Jim Wehrfritz, a longtime lake advocate who has expressed concerns about how new state wetlands regulations could affect the lake, will host his second public meeting on the topic with identical presentations from 5:30 to 7 p.m. Sunday at the Lawson Center in Bemus Point and again from noon to 1:30 p.m. Monday at the Bemus Point Golf Club and Tap House.

Wehrfritz said during a public meeting held recently at the Lawson Center in Bemus Point that it’s estimated that 1,000,000 additional acres of new wetlands will be added state-wide with onerous restrictions on development and use. He is worried about the broad and inclusive nature of the proposed regulations.

In 2022, according to the DEC, Gov. Kathy Hochul signed into law historic revisions to New York’s Freshwater Wetlands Act. New York’s original Freshwater Wetlands Act was enacted in 1975 to regulate activities near larger wetlands, greater than 12.4 acres, and smaller wetlands considered to be of unusual local importance. The new wetlands law eliminates the use of the old, inaccurate wetland maps and clarifies that all wetland areas greater than 12.4 acres are subject to Article 24 regulations. Freshwater wetlands are lands and submerged lands – commonly called marshes, swamps, sloughs, bogs, and flats – that support aquatic or semi-aquatic vegetation.

While state DEC officials have said the wetlands regulations changes won’t bring drastic changes to Chautauqua Lake anytime soon, Wehrfritz said during his recent meeting in Bemus Point he is waiting for more information from the DEC to confirm what the agency has told the region’s elected officials is true. Until then, he is continuing to analyze the regulations and is keeping those interested abreast through emails and public meetings.

The Chautauqua Lake Partnership will host a meeting at 9:30 a.m. Saturday, May 25, at the Village Casino to focus on its efforts to campaign for an exemption for Chautauqua Lake from the state’s upcoming freshwater wetlands regulations.

Chautauqua County will host a symposium focused on Chautauqua Lake at 9 a.m. Sunday, June 2, at the Chautauqua Harbor Hotel in Celoron. This symposium aims to foster collaboration and discussion among stakeholders and experts concerning the health and future of Chautauqua Lake. With a focus on sharing vital data, insights, and actionable solutions, the event seeks to harness collective efforts for the betterment of the lake and its surrounding communities.

County Executive PJ Wendel will provide introductory comments and act as the master of ceremony at the event, introducing each speaker.

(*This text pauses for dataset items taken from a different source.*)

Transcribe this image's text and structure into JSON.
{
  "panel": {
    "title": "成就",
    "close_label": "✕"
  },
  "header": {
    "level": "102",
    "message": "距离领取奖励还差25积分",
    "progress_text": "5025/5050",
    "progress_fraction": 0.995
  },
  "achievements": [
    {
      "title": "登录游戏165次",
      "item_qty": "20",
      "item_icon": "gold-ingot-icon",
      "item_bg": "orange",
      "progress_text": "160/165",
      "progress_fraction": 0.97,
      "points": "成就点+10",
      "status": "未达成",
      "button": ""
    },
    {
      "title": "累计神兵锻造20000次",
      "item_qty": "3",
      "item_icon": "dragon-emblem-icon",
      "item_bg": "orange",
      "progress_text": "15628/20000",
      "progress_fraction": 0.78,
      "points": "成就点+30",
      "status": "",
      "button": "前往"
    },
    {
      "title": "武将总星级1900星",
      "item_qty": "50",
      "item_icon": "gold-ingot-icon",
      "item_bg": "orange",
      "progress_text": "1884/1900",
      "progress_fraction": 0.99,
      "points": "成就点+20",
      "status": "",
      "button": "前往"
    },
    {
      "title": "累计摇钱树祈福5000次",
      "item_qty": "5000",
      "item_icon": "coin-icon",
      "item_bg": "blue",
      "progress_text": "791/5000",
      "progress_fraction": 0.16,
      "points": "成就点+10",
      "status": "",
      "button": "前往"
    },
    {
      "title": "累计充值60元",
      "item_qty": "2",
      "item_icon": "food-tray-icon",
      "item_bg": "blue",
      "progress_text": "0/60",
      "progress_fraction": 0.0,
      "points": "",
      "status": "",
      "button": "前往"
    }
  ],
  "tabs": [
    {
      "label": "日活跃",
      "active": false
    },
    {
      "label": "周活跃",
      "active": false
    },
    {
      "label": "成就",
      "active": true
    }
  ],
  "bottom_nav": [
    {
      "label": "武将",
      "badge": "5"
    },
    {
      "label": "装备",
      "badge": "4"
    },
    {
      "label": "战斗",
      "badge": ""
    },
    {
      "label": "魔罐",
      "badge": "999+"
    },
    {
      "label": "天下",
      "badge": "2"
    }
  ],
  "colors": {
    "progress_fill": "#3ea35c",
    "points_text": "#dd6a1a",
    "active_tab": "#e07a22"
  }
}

“I extend a warm welcome to all members of our community to join us in listening to the science and uniting our strengths for the betterment of Chautauqua Lake,” said Wendel. “Together, through Strength in Unity, we can advance Chautauqua Lake and ensure its vitality for generations to come.”

Featured presenters include, Rensselaer Polytechnic Institute, North Carolina State University (NC State), SUNY Oneonta, The Jefferson Project, United States Army Corps of Engineers (USACE) and the New York State Department of Environmental Conservation (NYSDEC). This diverse lineup of esteemed institutions and organizations will provide valuable perspectives and expertise on various aspects of Chautauqua Lake’s ecology, management, and preservation.

Attendees are encouraged to participate actively in the symposium. Questions can be submitted on note cards and will be directed to the speakers during designated Q&A sessions, facilitating meaningful dialogue and exchange of ideas. Light refreshments will also be provided. Lake stakeholders will have vendor booths set up as well.

For those unable to attend in person, the program will be livestreamed on Chautauqua County’s YouTube page. A recording will also be posted following the conclusion of the symposium.

June also brings with it the 2024 Chautauqua Lake Conference at Chautauqua Institution. That event from 8:30 a.m. to 1 p.m. Saturday, June 22, will include updates from local Chautauqua Lake organizations, SUNY Fredonia researchers, researchers from SUNY Oneonta and North Carolina State University, the Jefferson Project and local lake organizations.